Quantos convites por dia posso enviar no LinkedIn?

Trabalhe com cerca de cinco a seis convites por dia útil — algo em torno de 100 por mês — sempre com uma linha de contexto. Volumes maiores, especialmente com automação, aumentam o risco de restrição da conta e pioram a qualidade da lista. O gargalo do resultado quase nunca é o número de convites: é a taxa de resposta, que depende do perfil, do gatilho e da cadência.

Preciso publicar conteúdo para prospectar no LinkedIn?

Publicar uma ou duas vezes por semana não é obrigatório, mas muda a taxa de resposta, porque quem recebe seu convite abre seu perfil antes de decidir se responde.
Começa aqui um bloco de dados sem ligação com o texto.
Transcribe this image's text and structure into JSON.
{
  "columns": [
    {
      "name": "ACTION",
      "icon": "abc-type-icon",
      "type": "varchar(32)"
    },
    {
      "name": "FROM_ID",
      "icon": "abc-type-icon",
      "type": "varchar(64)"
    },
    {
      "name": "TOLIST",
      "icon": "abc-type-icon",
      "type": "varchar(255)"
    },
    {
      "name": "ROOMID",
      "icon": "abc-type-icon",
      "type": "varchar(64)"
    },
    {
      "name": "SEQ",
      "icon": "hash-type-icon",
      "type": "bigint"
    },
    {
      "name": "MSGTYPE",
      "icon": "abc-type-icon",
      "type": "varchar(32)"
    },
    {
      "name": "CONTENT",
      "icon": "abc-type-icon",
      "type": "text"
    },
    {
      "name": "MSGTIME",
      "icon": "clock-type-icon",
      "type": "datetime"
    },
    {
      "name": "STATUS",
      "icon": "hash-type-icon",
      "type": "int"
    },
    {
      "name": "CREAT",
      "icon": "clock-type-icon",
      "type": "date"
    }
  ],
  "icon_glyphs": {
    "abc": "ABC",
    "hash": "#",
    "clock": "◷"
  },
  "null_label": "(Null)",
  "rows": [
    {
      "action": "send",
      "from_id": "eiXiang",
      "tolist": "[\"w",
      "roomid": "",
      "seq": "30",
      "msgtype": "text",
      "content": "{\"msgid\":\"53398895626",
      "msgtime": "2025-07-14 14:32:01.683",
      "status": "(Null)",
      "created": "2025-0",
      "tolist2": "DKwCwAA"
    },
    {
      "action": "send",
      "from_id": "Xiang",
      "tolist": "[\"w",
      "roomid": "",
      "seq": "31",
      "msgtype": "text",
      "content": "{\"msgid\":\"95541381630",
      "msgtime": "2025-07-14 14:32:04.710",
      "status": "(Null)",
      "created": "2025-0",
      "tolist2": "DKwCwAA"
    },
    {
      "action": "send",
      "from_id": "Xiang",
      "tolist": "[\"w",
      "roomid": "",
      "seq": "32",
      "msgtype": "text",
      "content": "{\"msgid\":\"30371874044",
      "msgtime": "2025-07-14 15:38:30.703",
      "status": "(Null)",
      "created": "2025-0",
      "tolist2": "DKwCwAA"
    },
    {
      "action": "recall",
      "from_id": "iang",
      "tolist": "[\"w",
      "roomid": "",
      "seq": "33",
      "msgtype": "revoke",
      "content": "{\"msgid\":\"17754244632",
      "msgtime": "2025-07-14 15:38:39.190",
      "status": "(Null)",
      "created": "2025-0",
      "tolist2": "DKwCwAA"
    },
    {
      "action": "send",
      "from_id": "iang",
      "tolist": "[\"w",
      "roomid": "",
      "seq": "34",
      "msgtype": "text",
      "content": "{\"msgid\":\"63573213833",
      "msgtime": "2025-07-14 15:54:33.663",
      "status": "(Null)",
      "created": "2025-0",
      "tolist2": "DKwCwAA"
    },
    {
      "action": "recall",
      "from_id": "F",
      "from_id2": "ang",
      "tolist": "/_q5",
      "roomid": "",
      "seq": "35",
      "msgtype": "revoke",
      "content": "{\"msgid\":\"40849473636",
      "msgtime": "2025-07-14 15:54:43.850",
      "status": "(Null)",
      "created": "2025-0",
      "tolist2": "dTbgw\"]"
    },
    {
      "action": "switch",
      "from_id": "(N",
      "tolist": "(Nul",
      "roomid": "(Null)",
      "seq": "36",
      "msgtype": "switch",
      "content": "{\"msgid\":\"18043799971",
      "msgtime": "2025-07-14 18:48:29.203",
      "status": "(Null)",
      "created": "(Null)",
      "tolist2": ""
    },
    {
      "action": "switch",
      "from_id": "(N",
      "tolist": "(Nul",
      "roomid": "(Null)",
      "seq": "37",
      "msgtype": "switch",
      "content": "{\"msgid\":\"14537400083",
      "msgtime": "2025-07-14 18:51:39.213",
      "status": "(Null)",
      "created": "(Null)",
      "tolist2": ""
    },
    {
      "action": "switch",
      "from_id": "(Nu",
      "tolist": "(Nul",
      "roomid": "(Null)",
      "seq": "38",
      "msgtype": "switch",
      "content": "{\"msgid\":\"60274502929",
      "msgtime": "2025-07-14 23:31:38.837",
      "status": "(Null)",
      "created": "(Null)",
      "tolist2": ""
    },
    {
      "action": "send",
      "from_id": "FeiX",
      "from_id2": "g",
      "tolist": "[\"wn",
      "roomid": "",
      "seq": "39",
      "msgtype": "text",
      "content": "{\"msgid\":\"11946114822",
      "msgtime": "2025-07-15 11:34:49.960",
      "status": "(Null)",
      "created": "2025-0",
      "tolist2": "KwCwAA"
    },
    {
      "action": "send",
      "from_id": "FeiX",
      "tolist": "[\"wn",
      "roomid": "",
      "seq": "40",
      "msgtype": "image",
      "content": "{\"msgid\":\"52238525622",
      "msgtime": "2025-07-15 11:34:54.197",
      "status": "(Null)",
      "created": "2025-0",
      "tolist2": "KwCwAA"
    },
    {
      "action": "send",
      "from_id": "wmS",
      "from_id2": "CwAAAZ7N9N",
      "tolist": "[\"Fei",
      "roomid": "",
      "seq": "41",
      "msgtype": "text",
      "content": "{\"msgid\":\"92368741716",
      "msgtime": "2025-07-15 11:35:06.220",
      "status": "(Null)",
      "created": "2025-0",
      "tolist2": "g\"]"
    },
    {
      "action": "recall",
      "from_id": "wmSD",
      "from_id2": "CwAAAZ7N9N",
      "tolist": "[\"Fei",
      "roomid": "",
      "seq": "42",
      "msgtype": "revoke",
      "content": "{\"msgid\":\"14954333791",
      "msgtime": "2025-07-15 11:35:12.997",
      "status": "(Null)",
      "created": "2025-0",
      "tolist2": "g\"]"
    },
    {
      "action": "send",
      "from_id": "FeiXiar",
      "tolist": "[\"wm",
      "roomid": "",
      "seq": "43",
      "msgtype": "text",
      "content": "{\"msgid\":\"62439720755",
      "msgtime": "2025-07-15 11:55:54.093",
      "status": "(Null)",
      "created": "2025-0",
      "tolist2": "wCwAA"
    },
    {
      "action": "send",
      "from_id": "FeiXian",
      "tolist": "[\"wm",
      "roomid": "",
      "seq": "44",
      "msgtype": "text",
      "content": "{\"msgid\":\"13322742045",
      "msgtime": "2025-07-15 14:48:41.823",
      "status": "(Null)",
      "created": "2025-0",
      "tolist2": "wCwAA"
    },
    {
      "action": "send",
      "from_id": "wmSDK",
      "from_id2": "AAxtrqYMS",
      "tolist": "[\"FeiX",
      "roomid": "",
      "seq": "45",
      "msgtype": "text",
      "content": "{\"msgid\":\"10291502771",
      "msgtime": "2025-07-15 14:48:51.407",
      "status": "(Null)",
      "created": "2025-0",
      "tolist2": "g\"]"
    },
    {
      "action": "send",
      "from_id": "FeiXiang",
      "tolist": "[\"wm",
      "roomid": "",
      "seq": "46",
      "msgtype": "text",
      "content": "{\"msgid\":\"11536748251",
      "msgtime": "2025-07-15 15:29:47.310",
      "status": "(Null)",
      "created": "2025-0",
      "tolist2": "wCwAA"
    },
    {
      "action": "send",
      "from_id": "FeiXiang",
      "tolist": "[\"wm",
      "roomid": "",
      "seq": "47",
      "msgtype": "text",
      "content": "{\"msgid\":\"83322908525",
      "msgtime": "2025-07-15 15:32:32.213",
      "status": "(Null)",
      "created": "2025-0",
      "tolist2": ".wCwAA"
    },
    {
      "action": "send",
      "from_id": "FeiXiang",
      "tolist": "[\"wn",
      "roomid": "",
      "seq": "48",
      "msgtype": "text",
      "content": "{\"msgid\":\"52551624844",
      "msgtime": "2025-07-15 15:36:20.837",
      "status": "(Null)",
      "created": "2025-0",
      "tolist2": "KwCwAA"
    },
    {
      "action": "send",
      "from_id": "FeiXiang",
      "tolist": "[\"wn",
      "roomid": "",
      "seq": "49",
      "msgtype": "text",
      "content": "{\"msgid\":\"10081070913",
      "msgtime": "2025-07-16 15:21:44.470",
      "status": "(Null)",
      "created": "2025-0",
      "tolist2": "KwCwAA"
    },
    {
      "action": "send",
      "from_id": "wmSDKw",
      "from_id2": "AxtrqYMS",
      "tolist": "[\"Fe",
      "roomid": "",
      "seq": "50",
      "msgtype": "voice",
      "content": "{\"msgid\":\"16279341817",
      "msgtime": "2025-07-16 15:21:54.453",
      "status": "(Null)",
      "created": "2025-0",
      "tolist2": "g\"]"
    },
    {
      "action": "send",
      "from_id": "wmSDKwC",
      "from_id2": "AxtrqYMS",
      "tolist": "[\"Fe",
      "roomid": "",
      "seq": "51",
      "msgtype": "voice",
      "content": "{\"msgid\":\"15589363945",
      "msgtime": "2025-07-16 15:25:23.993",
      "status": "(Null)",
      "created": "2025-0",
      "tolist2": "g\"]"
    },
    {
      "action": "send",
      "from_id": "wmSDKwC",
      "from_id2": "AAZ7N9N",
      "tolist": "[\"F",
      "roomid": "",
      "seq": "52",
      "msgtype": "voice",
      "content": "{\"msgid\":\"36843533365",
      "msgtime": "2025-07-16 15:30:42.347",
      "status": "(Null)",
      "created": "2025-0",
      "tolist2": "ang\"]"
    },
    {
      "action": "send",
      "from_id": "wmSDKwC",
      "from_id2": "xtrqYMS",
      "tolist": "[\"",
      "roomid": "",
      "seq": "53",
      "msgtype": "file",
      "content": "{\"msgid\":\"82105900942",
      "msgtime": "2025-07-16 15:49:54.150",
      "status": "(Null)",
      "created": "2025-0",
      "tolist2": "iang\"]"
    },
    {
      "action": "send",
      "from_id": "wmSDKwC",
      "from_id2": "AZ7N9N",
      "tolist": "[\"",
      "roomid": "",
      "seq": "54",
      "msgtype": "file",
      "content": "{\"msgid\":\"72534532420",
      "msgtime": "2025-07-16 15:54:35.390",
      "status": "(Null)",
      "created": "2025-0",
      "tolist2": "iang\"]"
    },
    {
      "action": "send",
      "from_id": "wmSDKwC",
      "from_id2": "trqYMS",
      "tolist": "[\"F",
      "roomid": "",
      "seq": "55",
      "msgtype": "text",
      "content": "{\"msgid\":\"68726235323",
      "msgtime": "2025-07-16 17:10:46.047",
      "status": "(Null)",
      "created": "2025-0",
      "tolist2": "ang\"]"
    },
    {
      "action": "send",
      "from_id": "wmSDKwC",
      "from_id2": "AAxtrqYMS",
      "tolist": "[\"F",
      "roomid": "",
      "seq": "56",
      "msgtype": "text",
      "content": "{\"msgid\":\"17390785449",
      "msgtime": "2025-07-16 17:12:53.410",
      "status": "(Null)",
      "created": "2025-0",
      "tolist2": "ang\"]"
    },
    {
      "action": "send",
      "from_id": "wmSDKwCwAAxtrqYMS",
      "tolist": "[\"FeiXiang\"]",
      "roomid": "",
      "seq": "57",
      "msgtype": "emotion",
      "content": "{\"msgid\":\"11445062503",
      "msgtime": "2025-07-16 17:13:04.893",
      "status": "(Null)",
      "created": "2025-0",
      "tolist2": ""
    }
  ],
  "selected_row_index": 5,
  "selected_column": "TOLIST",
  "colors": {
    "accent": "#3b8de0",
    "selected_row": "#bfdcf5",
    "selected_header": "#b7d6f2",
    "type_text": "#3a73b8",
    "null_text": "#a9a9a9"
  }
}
Quatro formatos sustentam a rotina sem esforço criativo: a pergunta de um cliente com a sua resposta, um número do mercado com a sua leitura, um erro comum e o que fazer no lugar, e um caso curto com antes e depois.

Qual mensagem enviar depois que a pessoa aceita a conexão?

Nenhum pedido. O toque seguinte ao aceite deve ser apenas um agradecimento curto com contexto, e só três ou quatro dias depois vem uma pergunta de diagnóstico sobre como a empresa trata hoje aquele problema específico. O convite para conversa aparece a partir do sexto toque, com propósito e duração definidos — por exemplo, quinze minutos para mostrar como empresas do mesmo porte resolveram a questão.